2. If I were on the jury, I would follow the instructions and would consider all of the evidence and facts presented by both sides. All jurors swear on oath to do this. If you wouldn't be able to do this, then you shouldn't be on the jury.

3. I reject this narrow unthinking partisanship. Referring people on the left as "grievance mongers", even people in Black Lives Matter, shows that you are biased and unwilling to to consider the valid points on the left.

I hate both of narrow closed-minded ideological bubbles; the conservative bubble is at least as bad as the left one.

(It should be clear to anyone that I am not really writing this as a response to longjon... but he makes a nice foil).
longjon
 
  -1  
Reply Tue 30 Mar, 2021 02:23 pm
@maxdancona,
Please provide a yes or no answer to this question.

Do you think that jurors who live in Minneapolis would give any consideration to the ramifications to their neighbors and families by black mobs if they deliver a verdict that displeases those mobs?

Yes or no?
maxdancona
 
  -1  
Reply Tue 30 Mar, 2021 02:46 pm
@longjon,
No.
longjon
 
  -2  
Reply Tue 30 Mar, 2021 03:07 pm
@maxdancona,
Ah, so you're completely unfamiliar with both human nature AND reality then?

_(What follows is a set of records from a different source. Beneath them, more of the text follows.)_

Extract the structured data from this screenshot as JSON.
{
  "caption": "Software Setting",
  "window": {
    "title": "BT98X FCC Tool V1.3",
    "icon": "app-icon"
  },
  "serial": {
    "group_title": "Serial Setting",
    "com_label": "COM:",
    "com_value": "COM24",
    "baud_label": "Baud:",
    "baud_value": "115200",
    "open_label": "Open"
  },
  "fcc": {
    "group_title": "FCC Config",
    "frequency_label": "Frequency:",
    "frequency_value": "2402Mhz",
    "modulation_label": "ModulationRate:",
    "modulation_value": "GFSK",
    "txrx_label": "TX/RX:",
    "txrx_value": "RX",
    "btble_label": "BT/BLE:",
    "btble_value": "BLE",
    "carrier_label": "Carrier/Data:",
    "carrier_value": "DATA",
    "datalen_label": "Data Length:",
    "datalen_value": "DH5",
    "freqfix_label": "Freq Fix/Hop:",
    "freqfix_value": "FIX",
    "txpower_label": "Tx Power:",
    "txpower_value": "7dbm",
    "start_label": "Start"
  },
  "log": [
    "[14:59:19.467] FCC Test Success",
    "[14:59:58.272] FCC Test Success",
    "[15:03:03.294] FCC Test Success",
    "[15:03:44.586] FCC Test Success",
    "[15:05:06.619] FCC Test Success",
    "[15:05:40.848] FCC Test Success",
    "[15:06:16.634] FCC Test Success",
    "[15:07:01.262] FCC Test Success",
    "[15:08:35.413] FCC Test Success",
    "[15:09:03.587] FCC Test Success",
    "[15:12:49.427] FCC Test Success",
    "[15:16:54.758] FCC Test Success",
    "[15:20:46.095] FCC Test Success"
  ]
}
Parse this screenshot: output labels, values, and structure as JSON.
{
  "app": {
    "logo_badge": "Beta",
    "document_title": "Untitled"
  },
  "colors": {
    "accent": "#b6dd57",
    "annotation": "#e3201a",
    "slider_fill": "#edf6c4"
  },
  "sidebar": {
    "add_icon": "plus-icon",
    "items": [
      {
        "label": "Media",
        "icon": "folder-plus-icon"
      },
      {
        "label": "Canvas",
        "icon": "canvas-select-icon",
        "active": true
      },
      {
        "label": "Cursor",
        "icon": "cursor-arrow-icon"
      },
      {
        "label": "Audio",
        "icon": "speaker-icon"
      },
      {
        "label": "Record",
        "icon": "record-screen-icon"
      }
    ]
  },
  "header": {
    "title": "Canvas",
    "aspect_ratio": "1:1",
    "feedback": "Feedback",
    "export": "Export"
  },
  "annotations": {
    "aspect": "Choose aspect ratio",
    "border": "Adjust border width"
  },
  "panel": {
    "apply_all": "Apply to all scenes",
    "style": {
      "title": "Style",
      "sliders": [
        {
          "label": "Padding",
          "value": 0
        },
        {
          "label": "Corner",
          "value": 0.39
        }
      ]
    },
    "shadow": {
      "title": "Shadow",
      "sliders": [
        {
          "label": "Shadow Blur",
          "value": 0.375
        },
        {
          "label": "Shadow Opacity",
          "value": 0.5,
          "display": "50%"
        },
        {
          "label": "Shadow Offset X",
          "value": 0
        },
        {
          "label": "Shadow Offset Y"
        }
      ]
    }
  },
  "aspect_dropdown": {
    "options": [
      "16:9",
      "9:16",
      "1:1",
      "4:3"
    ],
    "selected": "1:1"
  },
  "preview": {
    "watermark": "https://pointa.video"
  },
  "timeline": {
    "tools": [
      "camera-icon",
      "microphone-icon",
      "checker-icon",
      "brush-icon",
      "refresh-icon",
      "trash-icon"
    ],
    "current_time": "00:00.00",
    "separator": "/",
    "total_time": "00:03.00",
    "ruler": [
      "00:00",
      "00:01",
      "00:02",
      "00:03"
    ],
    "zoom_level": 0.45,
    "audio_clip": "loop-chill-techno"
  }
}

Have you ever heard of an individual named "Rodney King"?

https://en.wikipedia.org/wiki/Rodney_King#:~:text=The%20jury%20found%20Officer%20Laurence,were%20acquitted%20of%20all%20charges.

Have you paid attention to any of the numerous cases in the past two years involving white officers and black criminals? I guess you must have not noticed any of that, or the ensuing riots and murders when those officers weren't convicted as the mobs had hoped.
maxdancona
 
  -1  
Reply Tue 30 Mar, 2021 05:30 pm
@longjon,
You are speaking from within an ideological bubble, and you are conflating the issues.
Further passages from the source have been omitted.